ウクライナ軍では、女性ドローン(無人機)操縦士の登用が進んでいる。生き残りをかけた戦いで、女性が男性と同等の無人機操縦能力を持っていることが証明されているにもかかわらず、利用可能な人材の半数を排除するのは理にかなっていない。しかし、ロシアでは、優秀な無人機操縦士が不足している一方で、女性たちが同分野で足場を築くのに苦労している。
筆者の取材に応じた新米国安全保障センター(CNAS)のサミュエル・ベンデット上級研究員は、「女性の社会的役割に対するロシアの伝統的な考え方は、熟練した無人機操縦士でさえも軍が受け入れることを妨げている可能性がある」と指摘した。
ロシア無人機部隊の女性兵士
ロシア軍は一般的に、歩兵、装甲部隊、特殊部隊などの戦闘任務から女性を排除している。だが、一部のロシア人女性は、戦闘用無人機の操縦士になるための抜け道を見いだしている。
例えば、ロシアの報道機関は「シュコダ」や「ボストン」というコールサインを持つ女性無人機操縦士を取り上げている。2人はもともと衛生兵で、その専門職ゆえに最前線に送られた。現地に到着すると、2人は無人機の操縦法を学び、戦闘用無人機の操縦士になった。

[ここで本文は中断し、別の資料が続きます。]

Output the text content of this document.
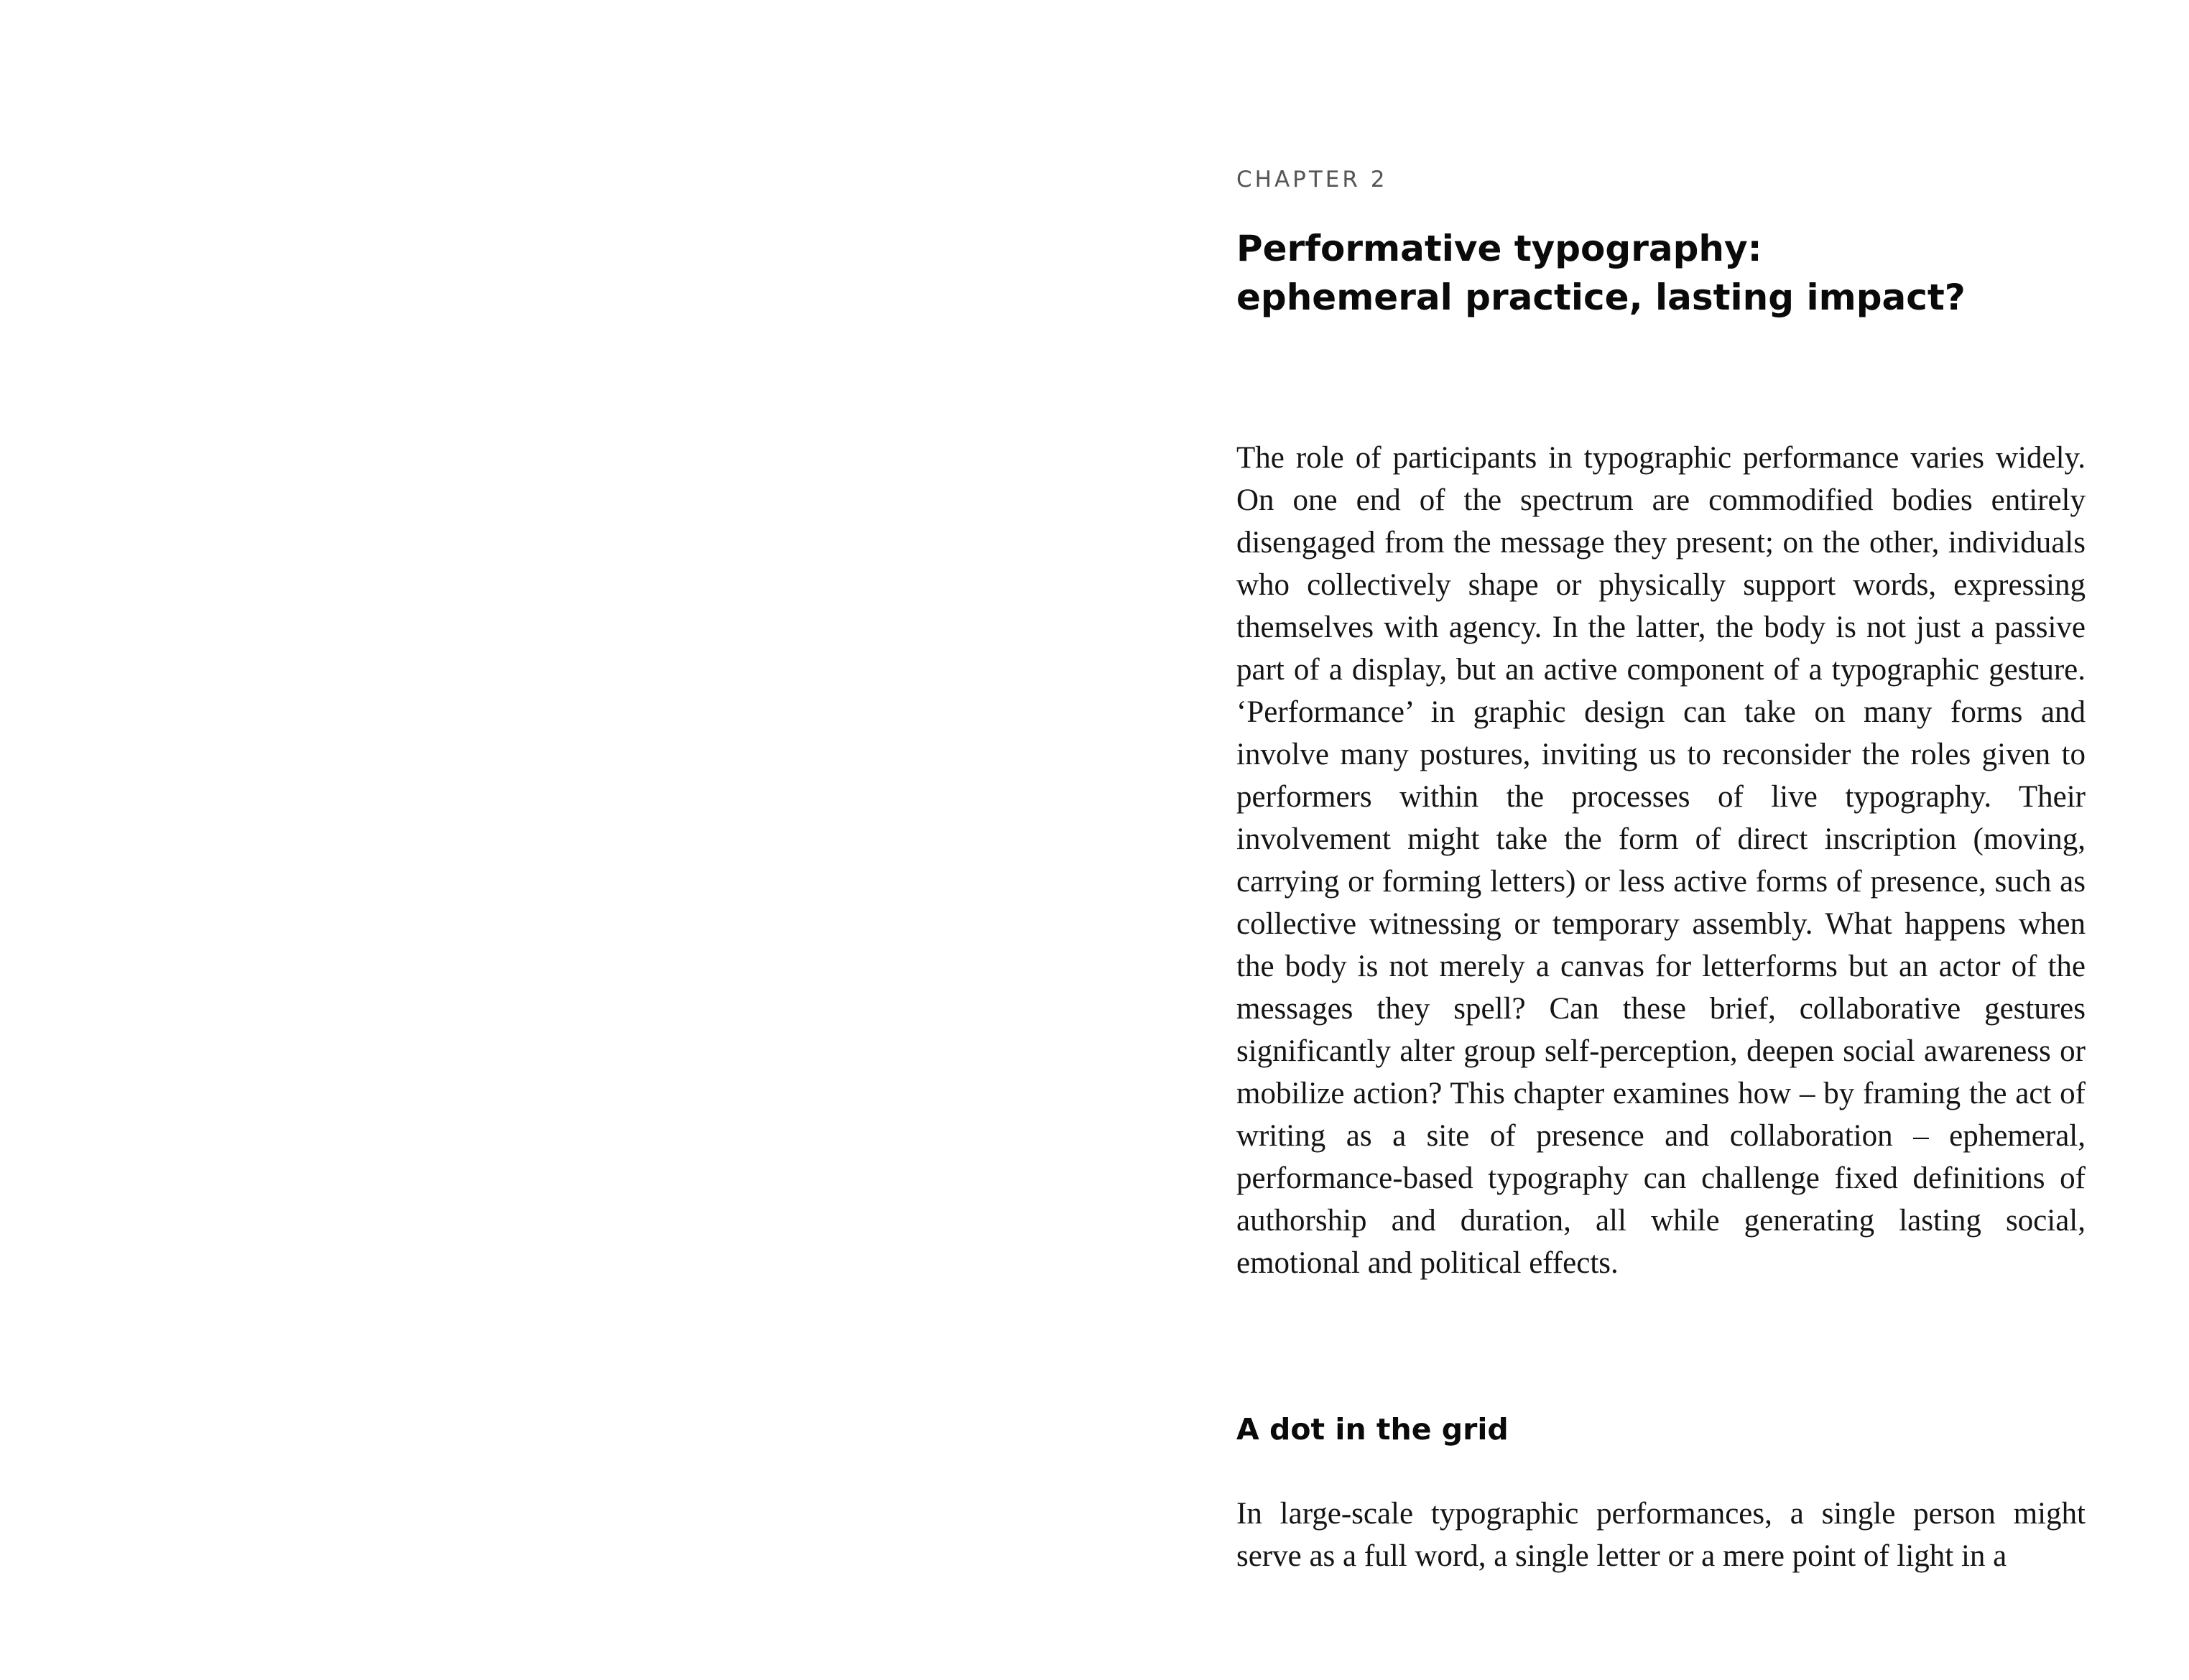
CHAPTER 2
Performative typography:
ephemeral practice, lasting impact?

The role of participants in typographic performance varies widely. On one end of the spectrum are commodified bodies entirely disengaged from the message they present; on the other, individuals who collectively shape or physically support words, expressing themselves with agency. In the latter, the body is not just a passive part of a display, but an active component of a typographic gesture. ‘Performance’ in graphic design can take on many forms and involve many postures, inviting us to reconsider the roles given to performers within the processes of live typography. Their involvement might take the form of direct inscription (moving, carrying or forming letters) or less active forms of presence, such as collective witnessing or temporary assembly. What happens when the body is not merely a canvas for letterforms but an actor of the messages they spell? Can these brief, collaborative gestures significantly alter group self-perception, deepen social awareness or mobilize action? This chapter examines how – by framing the act of writing as a site of presence and collaboration – ephemeral, performance-based typography can challenge fixed definitions of authorship and duration, all while generating lasting social, emotional and political effects.

A dot in the grid

In large-scale typographic performances, a single person might serve as a full word, a single letter or a mere point of light in a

恐らく最も注目を集めている人物は「ラジストカ」だろう。ラジストカはSNSでロシアのプロパガンダを垂れ流す一方で、自身の横顔や他の女性無人機操縦士を紹介している。ラジストカは第87連隊本部の秘書として働き始めたが、その後偵察無人機部隊に配属され、後に一人称視点(FPV)無人機の操縦士となった。これまでに数百回の任務を遂行しており、ラジストカが破壊したウクライナ軍の車両の一部は、2024年にロシアの首都モスクワで開催された展示会で戦利品として展示された。最近では、無人機工場や学校、研修所などで教育・宣伝活動や記念撮影会を行うことが主な仕事となっているようだ。
正規軍以外では、異なる規則が適用される。ボランティアの民兵組織は、女性を戦闘要員として受け入れることもある。ユリヤ・グバノワは2024年10月、「夜の魔女たち2.0」という女性だけの無人機部隊を結成した。元来の「夜の魔女たち」は、第二次世界大戦中のソビエト連邦の女性戦闘機操縦士を指す名称だ。